Last year, a team of nurses at Hartford Hospital in Connecticut asked Earl Morrison, the hospital’s mechanical assistant, if he could create a cart so that intensive care patients could move around the hospital and take their medical equipment with them. They had learned that Johns Hopkins University Hospital had improved recovery times and rates for its ICU patients by having them get up and walk while still on a respirator. But the Hartford work team couldn’t find a manufacturer that made mobile carts to carry around the heavy equipment.
They had inquired at conferences and contacted larger hospitals, to no avail. They were just about to ask the hospital for capital funds to make something from scratch, when Morrison’s name came up.
Morrison, who has worked at Hartford Hospital for 18 years, is known on the floors as a guy who only fixes things, but he also builds them. Custom car engine fabrication is one of his hobbies; it’s something he taught himself as a new immigrant from Jamaica before he even learned to drive. “I saw a Mazda Rx7 and I wanted it,” he says. “It had a blown motor. I bought it anyway. I bought my first set of tools and, from there, I just went on.
When his co-workers need a piece of equipment mounted with a special bracket or, say, a customized IV pole, Earl’s the one they call.
Morrison said, “Sure” to the ICU request, and he began to work up something. His co-workers figured it would take him a while.
He showed up a day later with a mobile cart made from metal scraps he had found lying around the shop, including an old computer work station that he disassembled and reconfigured.
The mobile unit, propelled by bodyweight as the patient leans on it for support, carries a heart monitor, breathing ventilator, an IV pole, a triple bypass pump, a Foley catheter and two oxygen tanks (one on either side to balance the weight). It includes thoughtful touches like a heart monitor that faces out, so the nurses can read it easily, and casters instead of stationary wheels so it’s easy to maneuver on the hospital’s pitched floors.
“When I took it back to the floor, they were blown out of their minds,” says Morrison. “It was like, ‘What is this?’ ”
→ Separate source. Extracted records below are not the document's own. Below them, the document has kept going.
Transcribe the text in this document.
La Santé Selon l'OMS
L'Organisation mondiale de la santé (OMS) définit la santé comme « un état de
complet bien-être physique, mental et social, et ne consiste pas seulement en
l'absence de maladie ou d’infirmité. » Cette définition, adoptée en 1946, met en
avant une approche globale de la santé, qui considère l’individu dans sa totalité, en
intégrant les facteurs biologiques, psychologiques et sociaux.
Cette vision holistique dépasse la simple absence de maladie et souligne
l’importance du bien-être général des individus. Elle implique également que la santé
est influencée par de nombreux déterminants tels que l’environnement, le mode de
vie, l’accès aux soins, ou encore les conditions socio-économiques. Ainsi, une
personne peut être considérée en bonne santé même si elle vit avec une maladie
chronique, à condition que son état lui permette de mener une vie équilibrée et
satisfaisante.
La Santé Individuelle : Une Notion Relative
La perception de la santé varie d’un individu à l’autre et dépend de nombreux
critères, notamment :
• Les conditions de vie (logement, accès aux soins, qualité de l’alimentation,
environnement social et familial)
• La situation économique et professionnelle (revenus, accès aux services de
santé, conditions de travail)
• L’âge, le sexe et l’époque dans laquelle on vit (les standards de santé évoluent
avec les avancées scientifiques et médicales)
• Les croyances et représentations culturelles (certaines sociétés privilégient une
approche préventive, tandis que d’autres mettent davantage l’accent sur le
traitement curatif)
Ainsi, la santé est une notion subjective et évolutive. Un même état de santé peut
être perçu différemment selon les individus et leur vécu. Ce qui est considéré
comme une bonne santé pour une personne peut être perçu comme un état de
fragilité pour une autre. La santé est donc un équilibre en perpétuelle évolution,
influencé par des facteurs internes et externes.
A hospital staffer suggested they name the new device EARL and hold a contest to determine what the letters would stand for. The winner: Early Ambulation Rehabilitates Lives.
Saimir Sharofi, manager of respiratory services at Hartford Hospital, was impressed by Earl’s “ingenious piece,” but not all that surprised. “I’ll be honest with you. I’ve worked with Earl awhile and used his knowledge for several other projects. He’s very good at coming up with useful ideas.
Sharofi is currently working on a project to ensure safe oxygen portability, such as oxygen caddies or holders. Morrison “gave me some nice suggestions on where to get the proper equipment,” Sharofi says. “He’s going to ensure that the equipment is proper as well, and check engineering, and then it’s going to be placed on the floor.”
He says EARL has helped nearly 100 patients on ventilators get up and moving in the year it’s been rolling along the hospital floors. “It helps them to regain some of the muscles that haven’t been used in awhile,” Sharofi says. “And just moving — from lying down to standing to walking — improves lung function. The outcome is better, the ICU days are decreased and their recovery is faster.”
Medical device companies have expressed interest in manufacturing more EARLs, Sharofi notes, but the legal and behind-the-scenes details have yet to be worked out.
Meanwhile, Morrison earned praise from the hospital’s chief operating officer, Jeffrey A. Flaks, in a Centers for Medicare & Medicaid Services newsletter, and won the Hartford Business Journal’s Advancements in Health Care Innovation Award.
Requests are coming in from other parts of the hospital asking Morrison if he can work up more of the carts. “It would not be from scrap parts anymore,” Morrison qualifies. “It would be all new parts.”